From what girls choose to wear to school, they are categorized into certain stereotypes that reflect what they wear on a daily basis and this is how some stereotypes form. In addition, all students are encouraged to wear clothing that is learning appropriate.

“Be mindful, there may be consequences if you dress a particular way, or there may be stereotypes put on you that may or may not be true,” Nelson said. “Think about it as you’re coming into a learning environment and not only do we want you to be prepared to learn, but we want others to be prepared to learn too.”

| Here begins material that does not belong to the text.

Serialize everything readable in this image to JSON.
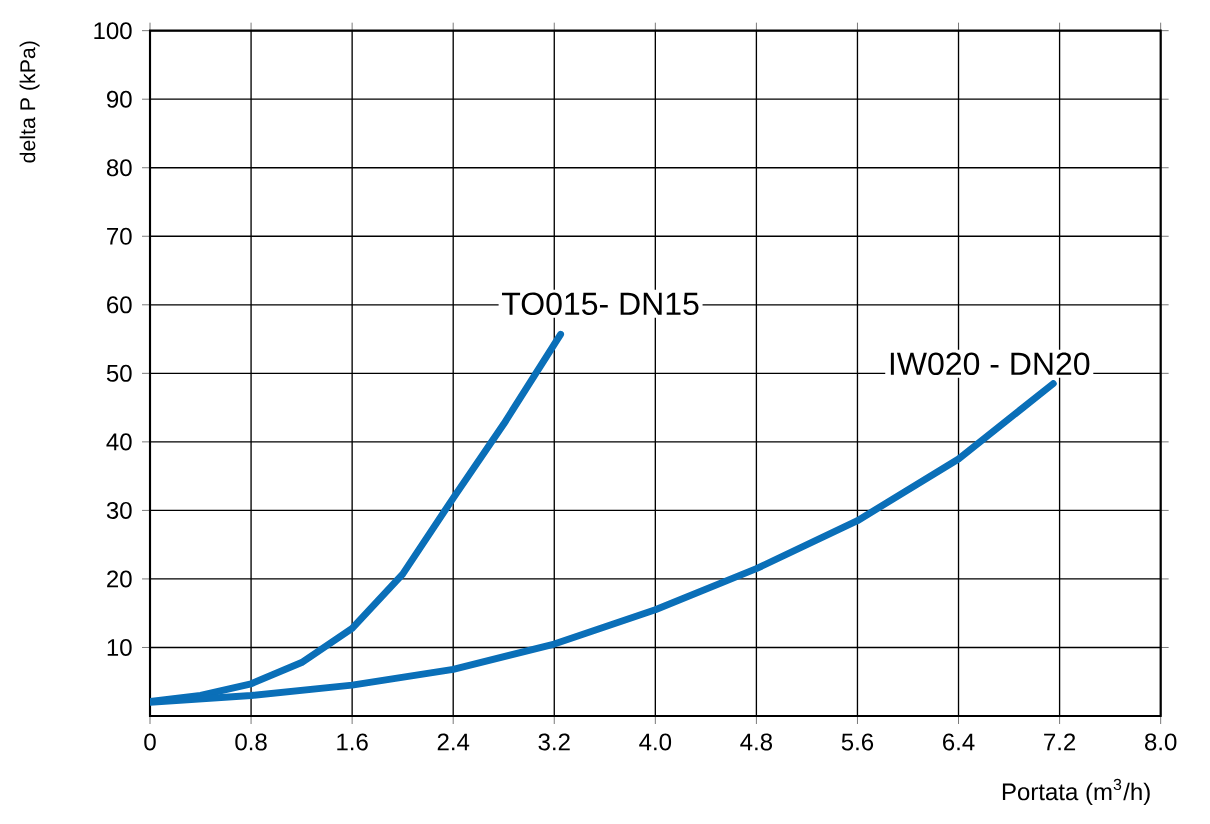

From a girl’s perspective, high school can be both exciting and stressful. It is important for high school girls to stay motivated in class, to express and be themselves, and to have strong relationships with their peers. Finally, the biggest advantage high school girls have is confidence. Confidence in the classroom, in the hallways, with their friends, and everywhere throughout the school.

“In the course of my 27 years of being in the school system and in our district, I’ve seen girls confidence increase and I think girls feel more confident being smart and being themselves,” Nelson said.